Enfin, le cycle de l’investissement doit lui aussi être pris en compte, puisqu’une organisation ne peut pas toujours débloquer les investissements nécessaires à l’établissement des bonnes ressources lui permettant de conserver son avance et sa compétitivité. Et pour corser encore le tableau, l’accumulation de retard engendre souvent une tension sur la capacité d’investissement, qui limite encore la capacité à combler ce même écart et contribue à l’accentuer. Le recours à la dette ou aux fonds n’est évidemment pas accessible à tous.
Nécessaire évolution
Pour performer sur tous ces cycles à la fois, les entreprises doivent nécessairement évoluer. Face à ces nombreux cycles, dont certains atteignent des seuils incompressibles de durée quand d’autres continuent de se raccourcir, le delta est devenu de plus en plus compliqué à réduire et une tension croissante est apparue sur les équipes. Il semble désormais que toute entreprise soit vouée à disparaître dans sa forme d’origine à un horizon relativement court, hormis quelques entreprises avec de fortes capacités d’investissement, qui parviendront à sortir leur épingle du jeu en réinventant constamment de nouveaux modèles et se diversifiant pour durer un peu plus longtemps. Et encore. Citons en effet Alphabet et Amazon. Pour la première, Google a annoncé au e-commerce One to one 2017 la mort du moteur de recherche. Pour la deuxième, Jeff Bezos a annoncé à ses employés fin 2018 qu’Amazon allait faire faillite. Rien d’alarmiste, mais c'est le simple reflet du renouvellement inéluctable de l’écosystème technologique.

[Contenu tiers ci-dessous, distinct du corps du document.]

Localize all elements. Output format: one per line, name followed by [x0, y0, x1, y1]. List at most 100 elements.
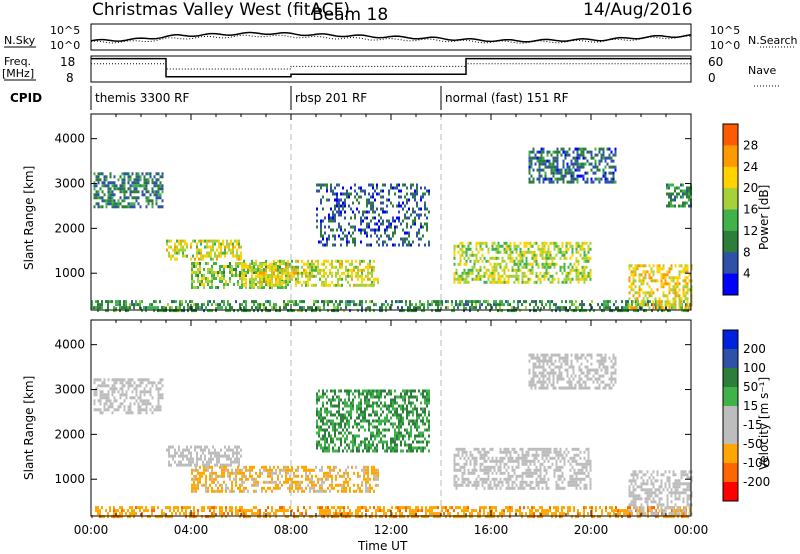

Faut-il pour autant abandonner ? Certainement pas. Il existe de nombreux moyens pour palier le plus possible l’effet frictionnel des décalages de cycles. L’un d’eux est le passage à l’intelligence étendue, qui libère les collaborateurs et l’organisation en faisant levier sur l’IA pour faciliter leur quotidien, et garder la tête hors de l’eau dans une société devenue liquide. En gardant en tête le fait que de toute façon, et à part quelques exceptions, tout le monde est logé à la même enseigne ! L’humain est en effet au cœur de ces mécanismes de transformation, et devient probablement l’enjeu premier de la réussite des entreprises dans cet environnement que les militaires appellent VUCA (volatility, uncertainty, complexity, ambiguity). Il s'agit de donner aux humains les moyens de naviguer dans l’océan de la technologie, et de surfer sur les vagues d’innovation. La responsabilité est double : pour les éditeurs, faire venir la technologie jusqu’à l’homme (comme l’ont très bien réussi les fabricants de smartphones et d’applications mobiles), et pour les entreprises, organiser l’acculturation de leurs collaborateurs, en leur permettant de bien appréhender les notions, raisonnements, et développer un esprit critique face à la technologie, plutôt que d’empiler les formations à de nouveaux outils. Alors restons calme et choisisons bien notre lessive : le cycle de la machine à laver n’est pas près de s’arrêter.